Fortunately, the business community seems to be up to the task. At its annual meeting this month, the Greater Baltimore Committee outlined its strategy for “advocating and advancing a racial equity and social justice agenda” not just for the city, but the entire metro area. GBC Chair Calvin Butler emphasized that creating this inclusive climate can’t be done as a “side job” or effort secondary to any core business strategy. That would be a recipe for failure. “It has been seen as only part of the work,” said Mr. Butler, also CEO of Exelon Utilities. “I’m here to tell you, it is the work.”
That is the right message coming from Baltimore’s business community as a social justice movement has taken hold across the country over the past year, brought on by the murder of George Floyd by police in Minneapolis and other brutal police abuses. For Baltimore to deal with its own racial inequities, it needs the buy-in of all the city’s stakeholders — community groups, residents, government officials and religious institutions. With the city’s business power brokers on board, work can start on closing the economic gaps that have created a city of haves and have-nots based on race; fostered obstacles in growing businesses owned by people of color; and contributed to high crime levels, spurred by poverty, and the social issues that accompany it.
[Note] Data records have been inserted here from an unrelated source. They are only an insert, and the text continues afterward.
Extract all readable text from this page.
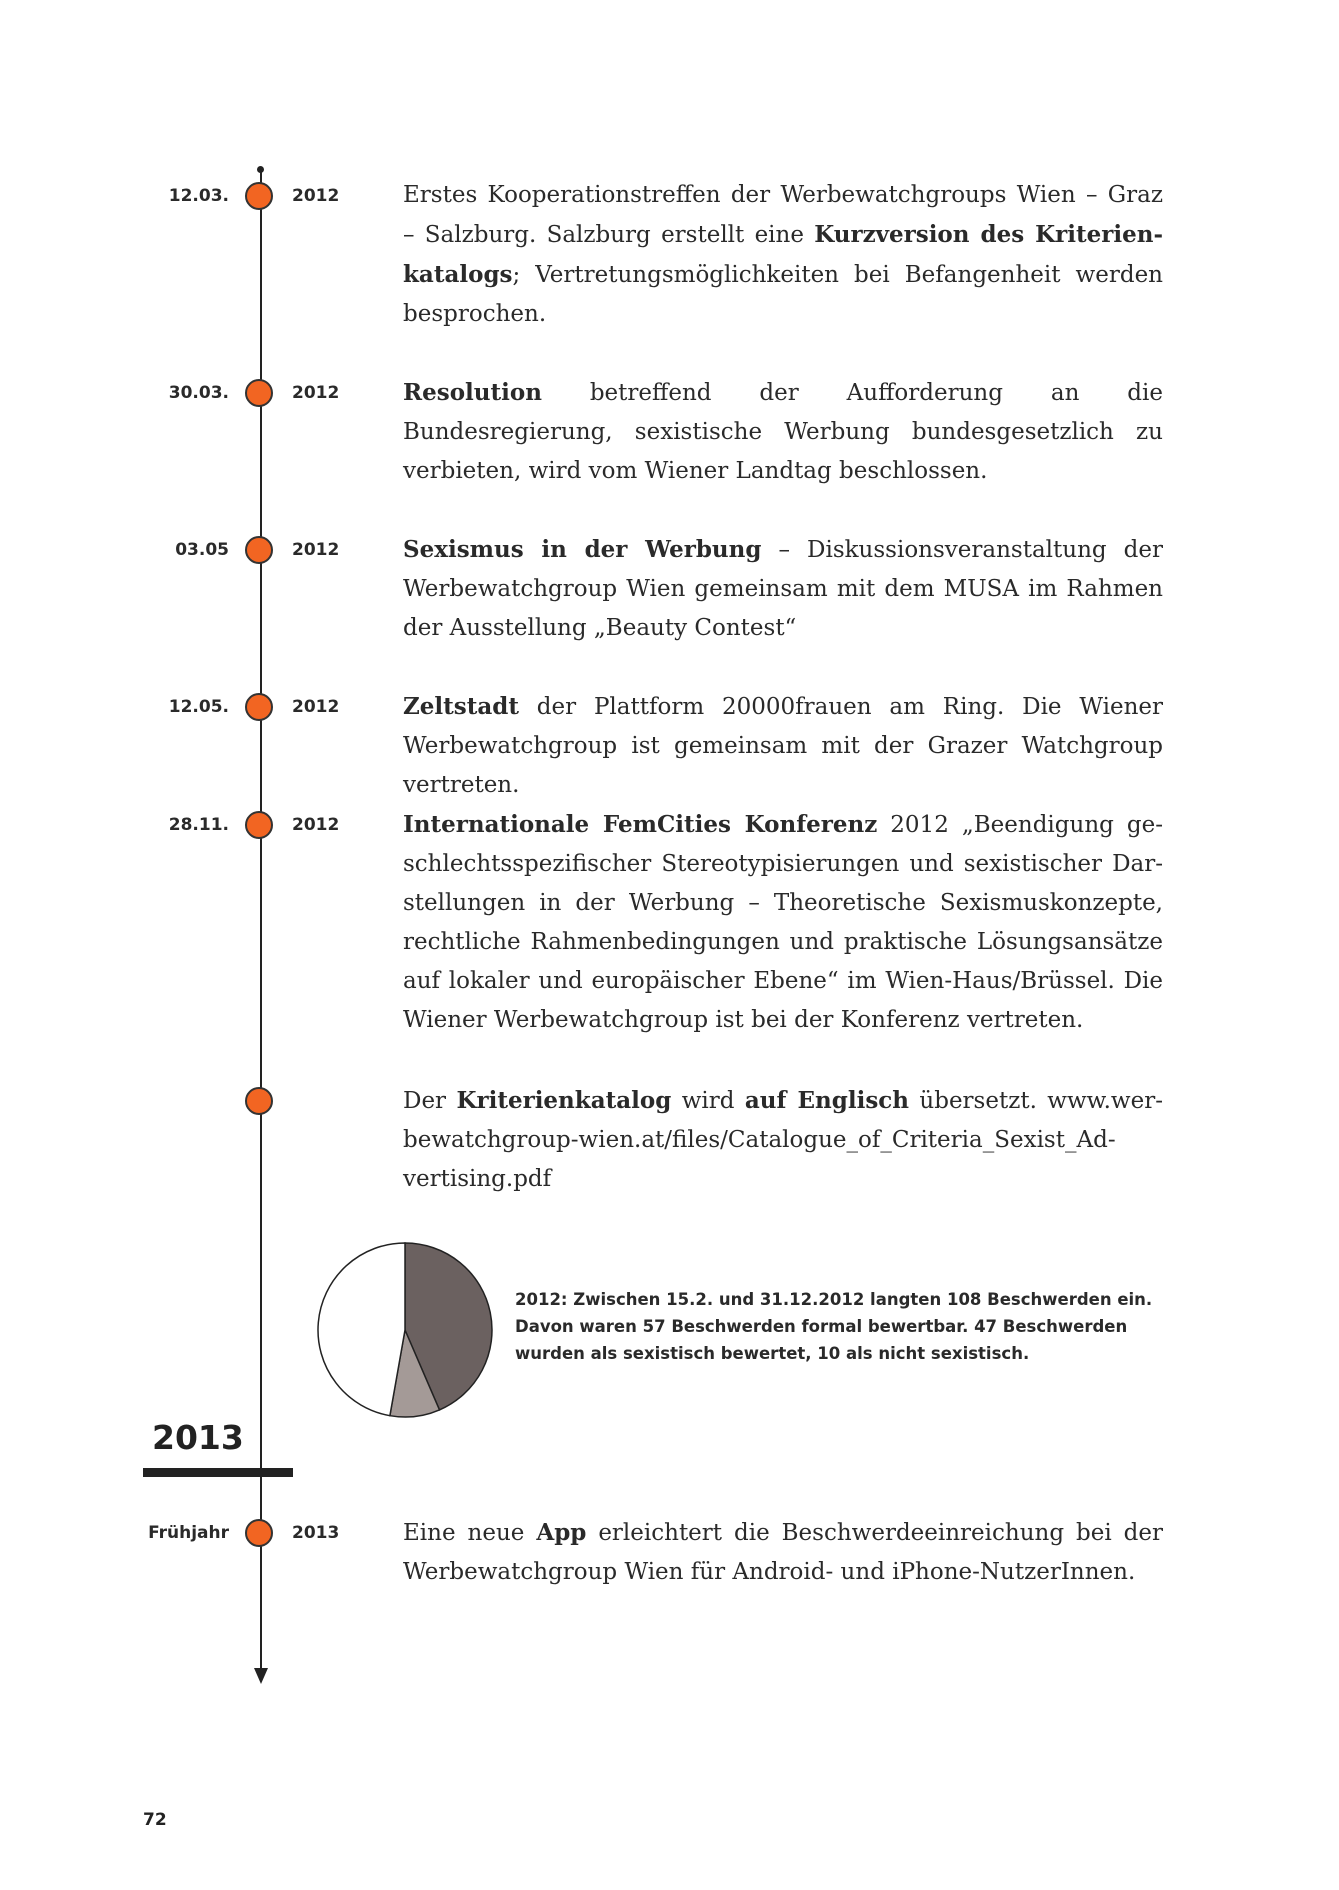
12.03.	2012	Erstes Kooperationstreffen der Werbewatchgroups Wien – Graz – Salzburg. Salzburg erstellt eine Kurzversion des Kriterienkatalogs; Vertretungsmöglichkeiten bei Befangenheit werden besprochen.
30.03.	2012	Resolution betreffend der Aufforderung an die Bundesregierung, sexistische Werbung bundesgesetzlich zu verbieten, wird vom Wiener Landtag beschlossen.
03.05	2012	Sexismus in der Werbung – Diskussionsveranstaltung der Werbewatchgroup Wien gemeinsam mit dem MUSA im Rahmen der Ausstellung „Beauty Contest“
12.05.	2012	Zeltstadt der Plattform 20000frauen am Ring. Die Wiener Werbewatchgroup ist gemeinsam mit der Grazer Watchgroup vertreten.
28.11.	2012	Internationale FemCities Konferenz 2012 „Beendigung geschlechtsspezifischer Stereotypisierungen und sexistischer Darstellungen in der Werbung – Theoretische Sexismuskonzepte, rechtliche Rahmenbedingungen und praktische Lösungsansätze auf lokaler und europäischer Ebene“ im Wien-Haus/Brüssel. Die Wiener Werbewatchgroup ist bei der Konferenz vertreten.
Der Kriterienkatalog wird auf Englisch übersetzt. www.werbewatchgroup-wien.at/files/Catalogue_of_Criteria_Sexist_Advertising.pdf
2012: Zwischen 15.2. und 31.12.2012 langten 108 Beschwerden ein. Davon waren 57 Beschwerden formal bewertbar. 47 Beschwerden wurden als sexistisch bewertet, 10 als nicht sexistisch.
2013
Frühjahr	2013	Eine neue App erleichtert die Beschwerdeeinreichung bei der Werbewatchgroup Wien für Android- und iPhone-NutzerInnen.
72
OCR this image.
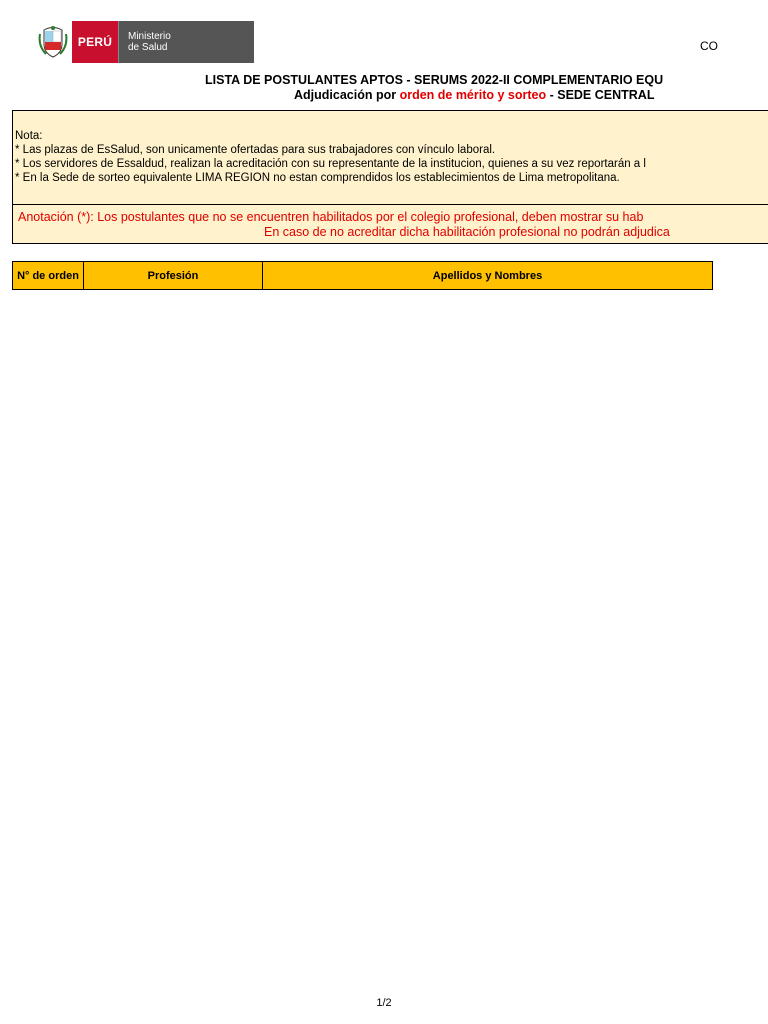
PERÚ	Ministerio
de Salud	CO
LISTA DE POSTULANTES APTOS - SERUMS 2022-II COMPLEMENTARIO EQU
Adjudicación por orden de mérito y sorteo - SEDE CENTRAL
Nota:
* Las plazas de EsSalud, son unicamente ofertadas para sus trabajadores con vínculo laboral.
* Los servidores de Essaldud, realizan la acreditación con su representante de la institucion, quienes a su vez reportarán a l
* En la Sede de sorteo equivalente LIMA REGION no estan comprendidos los establecimientos de Lima metropolitana.
Anotación (*): Los postulantes que no se encuentren habilitados por el colegio profesional, deben mostrar su hab
En caso de no acreditar dicha habilitación profesional no podrán adjudica
N° de orden	Profesión	Apellidos y Nombres
1/2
But Mr. Butler is right that equity and inclusion can’t be a fly-by-night effort that fades away until the next big police-involved incident sparks another movement. It was Rodney King’s beating 30 years ago and George Floyd’s death in 2020, and little progress has been made. It shouldn’t take the police beating or death of a Black man to rouse up people’s consciousness. People are tired of hearing promises and want to see real change. A deliberate effort, with accountability, is needed to confront and transform decades of institutional racism that has gotten us to where are today.
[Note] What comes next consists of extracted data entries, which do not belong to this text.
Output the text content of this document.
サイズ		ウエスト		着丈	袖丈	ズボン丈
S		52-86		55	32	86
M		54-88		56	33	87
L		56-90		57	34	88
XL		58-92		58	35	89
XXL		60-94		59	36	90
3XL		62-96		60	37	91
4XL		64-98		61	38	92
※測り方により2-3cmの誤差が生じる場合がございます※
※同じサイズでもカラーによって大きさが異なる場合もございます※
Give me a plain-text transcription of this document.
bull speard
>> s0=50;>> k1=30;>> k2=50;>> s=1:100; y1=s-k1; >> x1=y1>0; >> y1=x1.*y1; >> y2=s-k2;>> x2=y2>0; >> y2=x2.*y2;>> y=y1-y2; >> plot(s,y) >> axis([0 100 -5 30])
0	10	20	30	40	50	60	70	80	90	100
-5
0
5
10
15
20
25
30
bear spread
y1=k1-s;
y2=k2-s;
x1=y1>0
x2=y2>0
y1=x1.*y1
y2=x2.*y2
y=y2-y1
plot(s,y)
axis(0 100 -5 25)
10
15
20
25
The GBC and its member businesses have already started some of the work toward a more inclusive business environment. Other groups, like the Downtown Partnership, have also initiated their own programs and goals. Mr. Butler when elected GBC chair last year, vowed to work to improve racial equity and inclusion at businesses in the region and so far the results have been that businesses have reexamined everything from diversity on their boards to hiring practices.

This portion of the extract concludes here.